Moyen-Orient

Le spectre d’une invasion israélienne plane sur le sud du Liban


Washington a appelé Israël à accorder davantage de temps aux contacts politiques avec le gouvernement libanais, dans une tentative d’éviter une escalade militaire de grande ampleur dans la région.

Le gouvernement israélien étudie la possibilité de lancer une opération militaire au Liban afin de faire face à ce qu’il décrit comme une « menace du Hezbollah », accusant le mouvement soutenu par l’Iran d’avoir réussi à réorganiser ses rangs durant la période de cessez-le-feu.

Selon l’Autorité de radiodiffusion israélienne, les discussions en cours à Tel-Aviv dépassent l’option des frappes aériennes limitées.

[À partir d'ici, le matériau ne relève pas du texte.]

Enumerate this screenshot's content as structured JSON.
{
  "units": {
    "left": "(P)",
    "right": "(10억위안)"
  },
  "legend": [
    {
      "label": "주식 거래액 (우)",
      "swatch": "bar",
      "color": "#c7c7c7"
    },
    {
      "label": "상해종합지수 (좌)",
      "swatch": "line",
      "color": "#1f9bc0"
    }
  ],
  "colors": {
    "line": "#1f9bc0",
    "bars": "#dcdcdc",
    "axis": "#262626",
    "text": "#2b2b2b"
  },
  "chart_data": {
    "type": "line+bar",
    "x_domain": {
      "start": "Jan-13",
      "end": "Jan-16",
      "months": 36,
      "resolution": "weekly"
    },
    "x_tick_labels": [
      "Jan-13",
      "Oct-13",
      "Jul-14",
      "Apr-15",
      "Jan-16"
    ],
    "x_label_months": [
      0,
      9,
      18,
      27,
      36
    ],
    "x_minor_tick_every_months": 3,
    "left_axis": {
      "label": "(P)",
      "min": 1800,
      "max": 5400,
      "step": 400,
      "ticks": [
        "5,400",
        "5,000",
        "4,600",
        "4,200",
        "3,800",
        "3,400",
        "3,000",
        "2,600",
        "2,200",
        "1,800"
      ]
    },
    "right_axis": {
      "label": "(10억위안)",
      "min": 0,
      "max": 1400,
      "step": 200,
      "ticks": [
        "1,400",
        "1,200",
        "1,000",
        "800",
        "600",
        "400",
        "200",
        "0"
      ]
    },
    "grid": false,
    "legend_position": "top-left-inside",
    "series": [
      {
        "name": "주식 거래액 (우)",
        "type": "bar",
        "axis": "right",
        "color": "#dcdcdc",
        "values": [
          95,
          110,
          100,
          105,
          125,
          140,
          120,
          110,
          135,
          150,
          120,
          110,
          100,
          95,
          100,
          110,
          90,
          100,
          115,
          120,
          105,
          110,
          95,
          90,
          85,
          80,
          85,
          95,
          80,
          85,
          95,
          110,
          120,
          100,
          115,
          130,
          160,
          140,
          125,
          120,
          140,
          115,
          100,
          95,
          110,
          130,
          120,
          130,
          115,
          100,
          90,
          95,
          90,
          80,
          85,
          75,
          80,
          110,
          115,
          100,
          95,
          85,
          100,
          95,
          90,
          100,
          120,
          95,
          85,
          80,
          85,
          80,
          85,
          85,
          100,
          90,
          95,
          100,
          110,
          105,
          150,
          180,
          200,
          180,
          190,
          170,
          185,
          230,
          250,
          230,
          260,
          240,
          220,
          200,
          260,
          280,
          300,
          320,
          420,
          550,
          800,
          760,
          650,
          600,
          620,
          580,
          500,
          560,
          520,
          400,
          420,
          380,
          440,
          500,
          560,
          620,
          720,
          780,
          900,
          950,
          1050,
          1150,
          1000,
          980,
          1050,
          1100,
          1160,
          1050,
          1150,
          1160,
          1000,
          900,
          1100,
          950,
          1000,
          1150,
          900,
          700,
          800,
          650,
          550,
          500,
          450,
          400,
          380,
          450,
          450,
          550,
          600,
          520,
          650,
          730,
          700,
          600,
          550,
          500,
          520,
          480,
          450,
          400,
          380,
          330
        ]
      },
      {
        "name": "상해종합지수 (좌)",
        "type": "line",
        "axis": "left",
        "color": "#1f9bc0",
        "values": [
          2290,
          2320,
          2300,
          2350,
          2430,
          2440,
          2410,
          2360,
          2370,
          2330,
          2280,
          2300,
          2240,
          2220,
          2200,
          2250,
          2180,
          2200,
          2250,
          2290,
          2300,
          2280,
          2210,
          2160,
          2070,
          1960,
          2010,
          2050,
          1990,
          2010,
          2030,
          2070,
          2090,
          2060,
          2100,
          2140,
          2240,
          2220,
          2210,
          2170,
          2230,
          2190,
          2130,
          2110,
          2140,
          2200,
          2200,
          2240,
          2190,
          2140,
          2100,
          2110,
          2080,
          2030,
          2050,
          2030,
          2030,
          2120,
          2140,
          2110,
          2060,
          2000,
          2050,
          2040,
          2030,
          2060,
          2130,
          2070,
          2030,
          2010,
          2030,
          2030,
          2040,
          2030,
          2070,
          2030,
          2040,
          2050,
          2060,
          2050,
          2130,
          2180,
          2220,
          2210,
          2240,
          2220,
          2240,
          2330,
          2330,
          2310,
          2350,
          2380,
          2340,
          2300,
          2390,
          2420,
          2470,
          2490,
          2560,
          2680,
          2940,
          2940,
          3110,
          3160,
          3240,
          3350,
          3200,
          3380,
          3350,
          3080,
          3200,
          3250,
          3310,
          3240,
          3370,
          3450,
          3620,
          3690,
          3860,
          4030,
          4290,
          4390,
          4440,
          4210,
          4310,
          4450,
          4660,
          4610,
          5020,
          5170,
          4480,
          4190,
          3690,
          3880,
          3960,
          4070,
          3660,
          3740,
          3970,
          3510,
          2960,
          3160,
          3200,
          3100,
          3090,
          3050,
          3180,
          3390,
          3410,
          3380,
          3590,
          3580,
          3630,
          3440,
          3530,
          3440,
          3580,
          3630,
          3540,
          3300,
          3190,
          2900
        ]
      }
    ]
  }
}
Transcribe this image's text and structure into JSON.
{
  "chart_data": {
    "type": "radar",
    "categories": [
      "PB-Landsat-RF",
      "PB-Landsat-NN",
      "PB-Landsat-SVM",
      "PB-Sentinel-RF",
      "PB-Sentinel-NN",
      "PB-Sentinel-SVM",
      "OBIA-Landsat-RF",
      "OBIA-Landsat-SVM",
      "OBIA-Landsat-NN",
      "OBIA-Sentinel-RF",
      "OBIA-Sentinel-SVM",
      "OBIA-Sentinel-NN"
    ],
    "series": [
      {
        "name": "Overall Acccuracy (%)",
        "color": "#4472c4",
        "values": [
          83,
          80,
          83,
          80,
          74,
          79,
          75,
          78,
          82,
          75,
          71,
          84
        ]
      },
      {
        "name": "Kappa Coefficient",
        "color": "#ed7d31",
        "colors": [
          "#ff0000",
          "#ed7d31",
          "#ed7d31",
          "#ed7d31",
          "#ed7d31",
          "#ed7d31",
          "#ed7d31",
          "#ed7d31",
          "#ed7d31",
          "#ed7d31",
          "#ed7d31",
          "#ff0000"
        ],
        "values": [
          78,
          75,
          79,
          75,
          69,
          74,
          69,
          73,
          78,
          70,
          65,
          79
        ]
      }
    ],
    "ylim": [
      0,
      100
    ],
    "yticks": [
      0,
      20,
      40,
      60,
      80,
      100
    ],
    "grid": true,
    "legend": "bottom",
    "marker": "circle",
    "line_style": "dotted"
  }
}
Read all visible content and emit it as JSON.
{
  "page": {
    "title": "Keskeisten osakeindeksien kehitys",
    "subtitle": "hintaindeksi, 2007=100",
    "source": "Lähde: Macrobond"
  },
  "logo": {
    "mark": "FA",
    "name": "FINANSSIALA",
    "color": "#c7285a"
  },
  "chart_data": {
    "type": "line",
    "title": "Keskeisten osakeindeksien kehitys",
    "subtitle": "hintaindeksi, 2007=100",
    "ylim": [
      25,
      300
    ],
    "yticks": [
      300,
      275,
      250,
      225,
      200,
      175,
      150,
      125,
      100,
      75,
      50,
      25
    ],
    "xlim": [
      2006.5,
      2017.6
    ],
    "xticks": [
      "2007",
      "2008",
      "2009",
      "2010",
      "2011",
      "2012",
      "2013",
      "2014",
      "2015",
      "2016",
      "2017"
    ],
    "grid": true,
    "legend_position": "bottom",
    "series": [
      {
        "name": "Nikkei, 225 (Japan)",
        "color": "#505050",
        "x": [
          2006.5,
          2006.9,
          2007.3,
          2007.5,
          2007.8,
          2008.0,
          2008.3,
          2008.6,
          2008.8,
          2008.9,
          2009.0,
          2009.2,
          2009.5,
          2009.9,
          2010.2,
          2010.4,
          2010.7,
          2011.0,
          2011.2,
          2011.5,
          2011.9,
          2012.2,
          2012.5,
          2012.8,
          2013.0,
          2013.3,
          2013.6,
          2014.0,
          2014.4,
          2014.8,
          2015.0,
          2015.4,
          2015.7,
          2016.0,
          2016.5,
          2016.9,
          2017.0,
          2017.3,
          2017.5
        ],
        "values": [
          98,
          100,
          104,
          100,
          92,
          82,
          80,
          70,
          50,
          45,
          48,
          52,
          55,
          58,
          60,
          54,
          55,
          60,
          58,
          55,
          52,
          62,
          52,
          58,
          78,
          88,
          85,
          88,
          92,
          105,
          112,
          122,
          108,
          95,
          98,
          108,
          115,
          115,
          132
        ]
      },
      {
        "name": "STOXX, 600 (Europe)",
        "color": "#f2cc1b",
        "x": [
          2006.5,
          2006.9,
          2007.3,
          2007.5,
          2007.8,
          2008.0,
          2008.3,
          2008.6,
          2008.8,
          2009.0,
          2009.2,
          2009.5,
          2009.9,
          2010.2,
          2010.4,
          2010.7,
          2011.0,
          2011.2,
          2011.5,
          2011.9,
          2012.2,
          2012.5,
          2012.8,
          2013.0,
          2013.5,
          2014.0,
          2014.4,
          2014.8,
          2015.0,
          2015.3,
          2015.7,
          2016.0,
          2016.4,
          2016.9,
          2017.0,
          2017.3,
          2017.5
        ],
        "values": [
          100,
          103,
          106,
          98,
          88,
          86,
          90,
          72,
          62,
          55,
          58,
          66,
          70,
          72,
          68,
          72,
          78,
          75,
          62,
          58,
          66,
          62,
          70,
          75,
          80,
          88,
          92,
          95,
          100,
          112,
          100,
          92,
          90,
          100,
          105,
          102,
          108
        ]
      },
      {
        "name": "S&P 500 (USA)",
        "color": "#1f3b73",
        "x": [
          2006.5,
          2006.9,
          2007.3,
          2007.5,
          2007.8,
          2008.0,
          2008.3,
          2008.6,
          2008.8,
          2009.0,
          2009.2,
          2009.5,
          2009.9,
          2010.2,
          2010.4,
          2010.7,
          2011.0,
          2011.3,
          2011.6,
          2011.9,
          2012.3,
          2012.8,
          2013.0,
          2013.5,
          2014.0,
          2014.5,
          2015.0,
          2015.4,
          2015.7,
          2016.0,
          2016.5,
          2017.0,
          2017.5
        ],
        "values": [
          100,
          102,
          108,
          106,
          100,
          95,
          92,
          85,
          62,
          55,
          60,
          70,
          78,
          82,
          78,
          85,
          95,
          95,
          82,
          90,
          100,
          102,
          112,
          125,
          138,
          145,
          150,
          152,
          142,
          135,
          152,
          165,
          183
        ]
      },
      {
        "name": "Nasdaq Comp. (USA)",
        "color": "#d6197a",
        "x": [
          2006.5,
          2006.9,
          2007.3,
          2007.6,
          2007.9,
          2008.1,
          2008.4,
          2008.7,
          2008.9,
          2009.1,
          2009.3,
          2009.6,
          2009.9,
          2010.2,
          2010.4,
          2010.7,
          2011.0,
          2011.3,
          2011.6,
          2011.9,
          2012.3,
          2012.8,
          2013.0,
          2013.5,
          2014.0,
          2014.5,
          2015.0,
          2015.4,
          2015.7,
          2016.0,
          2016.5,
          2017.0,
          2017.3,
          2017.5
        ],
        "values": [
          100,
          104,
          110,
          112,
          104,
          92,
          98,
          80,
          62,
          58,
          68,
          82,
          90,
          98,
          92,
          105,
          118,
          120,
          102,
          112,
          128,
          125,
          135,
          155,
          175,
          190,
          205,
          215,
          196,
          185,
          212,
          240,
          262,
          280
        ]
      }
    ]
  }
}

L’hypothèse d’une opération terrestre ou d’une offensive élargie serait désormais sur la table des décideurs, d’après deux sources informées du dossier.

Les mêmes sources indiquent que le Premier ministre Benjamin Netanyahou a abordé la question d’un élargissement du champ des opérations militaires au Liban lors de sa rencontre avec le président américain Donald Trump en Floride, mais Washington aurait demandé de temporiser.

L’administration américaine aurait ainsi appelé à laisser davantage de temps aux contacts politiques avec Beyrouth, dans l’espoir d’éviter une escalade militaire majeure.

Les autorités officielles israéliennes affirment que le Hezbollah a réussi à récupérer une partie de ses capacités durant la période de calme relatif. L’État hébreu rejette la responsabilité sur le gouvernement libanais, l’accusant d’être incapable de monopoliser les armes au profit de l’État, ce qui servirait à légitimer une intervention militaire directe et à contourner le rôle de l’armée libanaise et de la FINUL comme garants de la sécurité.

Cette pression place l’armée libanaise devant un dilemme difficile : soit entrer dans une confrontation directe avec le Hezbollah pour le désarmer — au risque d’une guerre interne — soit faire face à une invasion israélienne. Deux scénarios dont aucun n’est souhaitable.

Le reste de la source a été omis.